While I tend to focus on tiny houses on wheels, if you don’t need mobility and want 100% natural building materials, consider tiny earthen buildings. In the video below the folks at Exploring Alternatives visit with Bryce from Dreamweavers Collective to learn about cob.
Cob is just one of the earthen building options. It’s essentially a earthen mixture that is formed by hand into walls. In many cases the dirt on the land the house is being built upon is used to form the home’s walls. Sometimes, depending on it’s original consistency the dirt will need to augmented with clay, sand, and/or straw. Photo above via the Exploring Alternatives video.
Like other earthen buildings, cob houses naturally regulated the temperatures inside due to the thermal mass in the walls. So earthen homes can also have low energy needs, especially when built a with passive solar design, making them ideal for off-grid homes.
Cob differs from other earthen construction methods in that the walls are sculpted by hand from wet lumps of the earthen mixture.
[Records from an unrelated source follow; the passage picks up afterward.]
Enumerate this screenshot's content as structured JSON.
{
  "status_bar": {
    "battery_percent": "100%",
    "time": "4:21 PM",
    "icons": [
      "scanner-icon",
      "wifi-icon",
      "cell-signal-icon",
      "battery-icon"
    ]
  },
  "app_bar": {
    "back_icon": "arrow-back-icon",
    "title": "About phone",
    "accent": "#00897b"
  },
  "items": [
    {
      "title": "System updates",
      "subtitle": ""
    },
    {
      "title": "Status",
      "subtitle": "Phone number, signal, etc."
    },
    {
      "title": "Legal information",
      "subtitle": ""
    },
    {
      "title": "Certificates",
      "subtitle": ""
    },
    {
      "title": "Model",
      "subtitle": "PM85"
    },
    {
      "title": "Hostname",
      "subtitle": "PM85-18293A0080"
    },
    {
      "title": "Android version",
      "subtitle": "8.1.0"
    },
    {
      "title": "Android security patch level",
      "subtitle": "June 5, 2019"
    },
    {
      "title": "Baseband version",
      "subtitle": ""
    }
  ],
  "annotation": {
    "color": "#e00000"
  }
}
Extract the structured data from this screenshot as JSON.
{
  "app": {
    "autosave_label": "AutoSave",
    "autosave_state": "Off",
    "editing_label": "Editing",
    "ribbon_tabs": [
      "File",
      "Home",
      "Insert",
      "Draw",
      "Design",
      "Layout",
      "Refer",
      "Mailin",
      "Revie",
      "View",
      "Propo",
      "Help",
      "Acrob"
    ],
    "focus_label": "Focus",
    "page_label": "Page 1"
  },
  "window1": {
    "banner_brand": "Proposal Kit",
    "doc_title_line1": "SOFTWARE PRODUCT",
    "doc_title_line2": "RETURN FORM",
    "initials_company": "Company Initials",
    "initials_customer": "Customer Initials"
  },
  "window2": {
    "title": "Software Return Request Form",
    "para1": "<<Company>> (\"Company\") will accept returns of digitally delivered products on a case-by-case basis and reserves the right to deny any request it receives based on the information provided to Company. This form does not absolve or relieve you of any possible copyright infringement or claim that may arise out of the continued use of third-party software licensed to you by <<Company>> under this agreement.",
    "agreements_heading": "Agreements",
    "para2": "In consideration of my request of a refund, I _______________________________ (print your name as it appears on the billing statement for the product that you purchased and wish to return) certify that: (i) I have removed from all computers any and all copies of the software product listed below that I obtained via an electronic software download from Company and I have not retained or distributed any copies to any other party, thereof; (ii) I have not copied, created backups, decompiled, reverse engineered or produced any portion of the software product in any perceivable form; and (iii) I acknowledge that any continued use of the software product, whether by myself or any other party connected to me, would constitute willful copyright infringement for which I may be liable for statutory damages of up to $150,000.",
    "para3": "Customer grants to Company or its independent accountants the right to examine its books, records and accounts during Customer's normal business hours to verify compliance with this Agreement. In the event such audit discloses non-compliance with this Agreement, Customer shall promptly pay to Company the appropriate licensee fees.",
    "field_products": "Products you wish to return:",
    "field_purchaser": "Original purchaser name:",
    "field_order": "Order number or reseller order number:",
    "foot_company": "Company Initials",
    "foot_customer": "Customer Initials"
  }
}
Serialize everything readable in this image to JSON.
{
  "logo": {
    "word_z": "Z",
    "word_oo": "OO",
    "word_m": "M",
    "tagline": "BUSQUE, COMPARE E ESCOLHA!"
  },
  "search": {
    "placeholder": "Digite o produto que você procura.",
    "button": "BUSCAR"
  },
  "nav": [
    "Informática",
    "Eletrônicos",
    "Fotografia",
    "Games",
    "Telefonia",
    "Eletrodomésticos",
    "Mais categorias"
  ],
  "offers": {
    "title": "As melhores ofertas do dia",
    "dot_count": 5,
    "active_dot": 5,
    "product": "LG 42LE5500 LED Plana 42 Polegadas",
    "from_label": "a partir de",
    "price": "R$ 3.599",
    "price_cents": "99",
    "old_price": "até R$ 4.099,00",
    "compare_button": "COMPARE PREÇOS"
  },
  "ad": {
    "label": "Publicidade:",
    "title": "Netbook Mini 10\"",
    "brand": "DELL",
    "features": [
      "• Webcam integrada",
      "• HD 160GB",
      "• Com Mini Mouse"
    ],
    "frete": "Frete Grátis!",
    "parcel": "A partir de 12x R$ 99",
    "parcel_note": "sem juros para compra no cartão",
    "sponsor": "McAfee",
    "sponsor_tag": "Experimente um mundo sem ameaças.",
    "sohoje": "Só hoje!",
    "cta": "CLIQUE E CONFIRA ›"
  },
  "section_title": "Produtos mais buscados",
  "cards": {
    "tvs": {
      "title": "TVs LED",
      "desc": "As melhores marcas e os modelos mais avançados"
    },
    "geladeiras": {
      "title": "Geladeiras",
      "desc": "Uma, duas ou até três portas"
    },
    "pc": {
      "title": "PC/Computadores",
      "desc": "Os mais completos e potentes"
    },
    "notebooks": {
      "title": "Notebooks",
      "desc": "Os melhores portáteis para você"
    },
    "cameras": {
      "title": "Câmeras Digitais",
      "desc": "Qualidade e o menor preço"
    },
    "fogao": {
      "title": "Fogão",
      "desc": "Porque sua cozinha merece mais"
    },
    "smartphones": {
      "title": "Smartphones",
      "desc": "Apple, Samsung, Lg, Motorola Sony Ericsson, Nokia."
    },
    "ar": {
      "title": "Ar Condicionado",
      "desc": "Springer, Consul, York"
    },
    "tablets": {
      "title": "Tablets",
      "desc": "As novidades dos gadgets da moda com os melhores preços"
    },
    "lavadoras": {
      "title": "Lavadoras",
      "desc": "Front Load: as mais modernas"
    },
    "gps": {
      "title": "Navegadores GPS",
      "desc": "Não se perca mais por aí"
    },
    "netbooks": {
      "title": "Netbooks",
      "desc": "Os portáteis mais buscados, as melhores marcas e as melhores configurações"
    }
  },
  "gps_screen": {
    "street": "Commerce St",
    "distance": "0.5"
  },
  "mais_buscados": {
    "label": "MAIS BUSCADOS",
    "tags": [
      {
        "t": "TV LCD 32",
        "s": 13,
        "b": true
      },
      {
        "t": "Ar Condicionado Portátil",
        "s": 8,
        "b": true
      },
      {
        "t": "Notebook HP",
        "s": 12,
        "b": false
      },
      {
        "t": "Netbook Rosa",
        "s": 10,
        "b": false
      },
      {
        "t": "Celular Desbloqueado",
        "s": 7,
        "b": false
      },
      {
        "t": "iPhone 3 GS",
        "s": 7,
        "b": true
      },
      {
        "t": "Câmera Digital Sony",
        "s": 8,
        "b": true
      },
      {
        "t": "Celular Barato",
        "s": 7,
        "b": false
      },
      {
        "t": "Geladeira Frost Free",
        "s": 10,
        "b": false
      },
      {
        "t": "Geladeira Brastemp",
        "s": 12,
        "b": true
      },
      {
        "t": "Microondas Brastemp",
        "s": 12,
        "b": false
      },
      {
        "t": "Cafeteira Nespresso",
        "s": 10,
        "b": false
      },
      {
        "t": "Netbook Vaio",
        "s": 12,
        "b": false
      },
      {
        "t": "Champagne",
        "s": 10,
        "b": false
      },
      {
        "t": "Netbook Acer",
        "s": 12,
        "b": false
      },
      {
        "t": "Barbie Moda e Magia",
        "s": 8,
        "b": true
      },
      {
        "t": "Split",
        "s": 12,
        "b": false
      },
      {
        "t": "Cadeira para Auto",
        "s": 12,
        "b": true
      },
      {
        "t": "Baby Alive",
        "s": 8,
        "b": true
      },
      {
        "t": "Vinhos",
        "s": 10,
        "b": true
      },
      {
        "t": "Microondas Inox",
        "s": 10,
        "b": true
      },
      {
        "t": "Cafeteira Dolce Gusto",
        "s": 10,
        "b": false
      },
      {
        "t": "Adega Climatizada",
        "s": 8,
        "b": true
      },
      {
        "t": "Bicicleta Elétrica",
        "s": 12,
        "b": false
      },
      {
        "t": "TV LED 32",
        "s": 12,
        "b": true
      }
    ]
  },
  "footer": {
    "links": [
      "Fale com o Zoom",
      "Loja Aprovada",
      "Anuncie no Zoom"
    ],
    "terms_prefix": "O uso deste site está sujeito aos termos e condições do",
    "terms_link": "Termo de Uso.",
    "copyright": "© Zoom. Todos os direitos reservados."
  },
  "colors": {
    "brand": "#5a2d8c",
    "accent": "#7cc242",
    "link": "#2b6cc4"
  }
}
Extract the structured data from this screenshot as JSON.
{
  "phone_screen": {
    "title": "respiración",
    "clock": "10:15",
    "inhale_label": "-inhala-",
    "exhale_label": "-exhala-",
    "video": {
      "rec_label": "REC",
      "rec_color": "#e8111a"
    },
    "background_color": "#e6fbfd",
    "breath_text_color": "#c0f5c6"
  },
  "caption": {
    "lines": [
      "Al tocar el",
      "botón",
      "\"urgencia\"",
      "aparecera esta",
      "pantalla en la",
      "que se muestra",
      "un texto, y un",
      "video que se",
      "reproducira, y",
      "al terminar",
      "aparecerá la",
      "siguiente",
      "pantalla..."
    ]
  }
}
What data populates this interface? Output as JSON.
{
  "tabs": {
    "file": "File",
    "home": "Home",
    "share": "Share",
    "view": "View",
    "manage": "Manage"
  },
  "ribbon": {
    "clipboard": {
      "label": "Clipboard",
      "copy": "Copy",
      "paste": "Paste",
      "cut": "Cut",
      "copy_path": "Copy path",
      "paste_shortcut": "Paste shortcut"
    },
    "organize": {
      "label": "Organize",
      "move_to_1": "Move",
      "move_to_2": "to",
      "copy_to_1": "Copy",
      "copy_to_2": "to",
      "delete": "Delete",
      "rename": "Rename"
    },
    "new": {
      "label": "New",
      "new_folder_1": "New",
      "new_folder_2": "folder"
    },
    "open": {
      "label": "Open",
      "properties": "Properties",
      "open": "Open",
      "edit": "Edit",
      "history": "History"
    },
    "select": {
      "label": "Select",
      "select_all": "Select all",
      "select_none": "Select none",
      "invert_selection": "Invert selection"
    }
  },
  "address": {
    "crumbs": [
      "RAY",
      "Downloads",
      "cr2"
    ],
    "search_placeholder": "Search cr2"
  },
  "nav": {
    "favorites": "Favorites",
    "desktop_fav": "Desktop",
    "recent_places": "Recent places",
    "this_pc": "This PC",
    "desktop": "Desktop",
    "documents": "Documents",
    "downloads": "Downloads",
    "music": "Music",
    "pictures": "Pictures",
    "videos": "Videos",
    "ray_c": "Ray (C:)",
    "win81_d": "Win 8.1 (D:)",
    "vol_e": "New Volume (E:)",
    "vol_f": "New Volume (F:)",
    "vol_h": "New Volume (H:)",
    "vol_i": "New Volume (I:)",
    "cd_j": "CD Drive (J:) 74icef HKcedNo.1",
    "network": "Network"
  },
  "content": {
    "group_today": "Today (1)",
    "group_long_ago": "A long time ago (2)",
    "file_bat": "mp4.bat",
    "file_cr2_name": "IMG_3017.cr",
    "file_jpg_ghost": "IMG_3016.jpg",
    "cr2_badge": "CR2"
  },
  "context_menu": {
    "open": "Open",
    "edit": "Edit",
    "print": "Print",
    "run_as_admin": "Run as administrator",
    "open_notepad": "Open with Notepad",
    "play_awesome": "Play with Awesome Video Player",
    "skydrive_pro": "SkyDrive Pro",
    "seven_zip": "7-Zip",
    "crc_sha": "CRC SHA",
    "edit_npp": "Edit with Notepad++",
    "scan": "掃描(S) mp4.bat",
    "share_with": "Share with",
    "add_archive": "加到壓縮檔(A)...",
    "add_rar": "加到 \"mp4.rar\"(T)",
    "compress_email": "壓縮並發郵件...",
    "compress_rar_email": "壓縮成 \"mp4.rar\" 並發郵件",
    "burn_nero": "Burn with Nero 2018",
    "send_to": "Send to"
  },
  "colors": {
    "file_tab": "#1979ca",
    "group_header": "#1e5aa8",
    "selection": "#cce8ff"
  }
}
This gives cob homes the unique appearance of looking organically shaped with many rounded hand-formed details.
Adobe, rammed-earth, and earthbag homes have their own aesthetics.
- Adobe homes are made by stacking dried earthen blocks, so they typically look more angular – but not always.
- Rammed-earth homes are made by compacting earth between forms, so they also tend to have a more angular look too – but not always.
- Earthbag homes appear more cob like in that curved walls are more common. They are also commonly covered in a cob mixture.
Since all of these building methods can be finished with cob inside and out, which will soften the appearance of the walls and surfaces.
This is just a quick overview of earthen building options. If earthen construction interests you I highly recommend starting by (1) researching the different types of construction and then (2) discovering which forms are typically understood and allowed in your area. You’ll find that some regions understand earthen buildings well due to their long history of use, so allow their construction. Other regions will not be as understanding – literally and figuratively.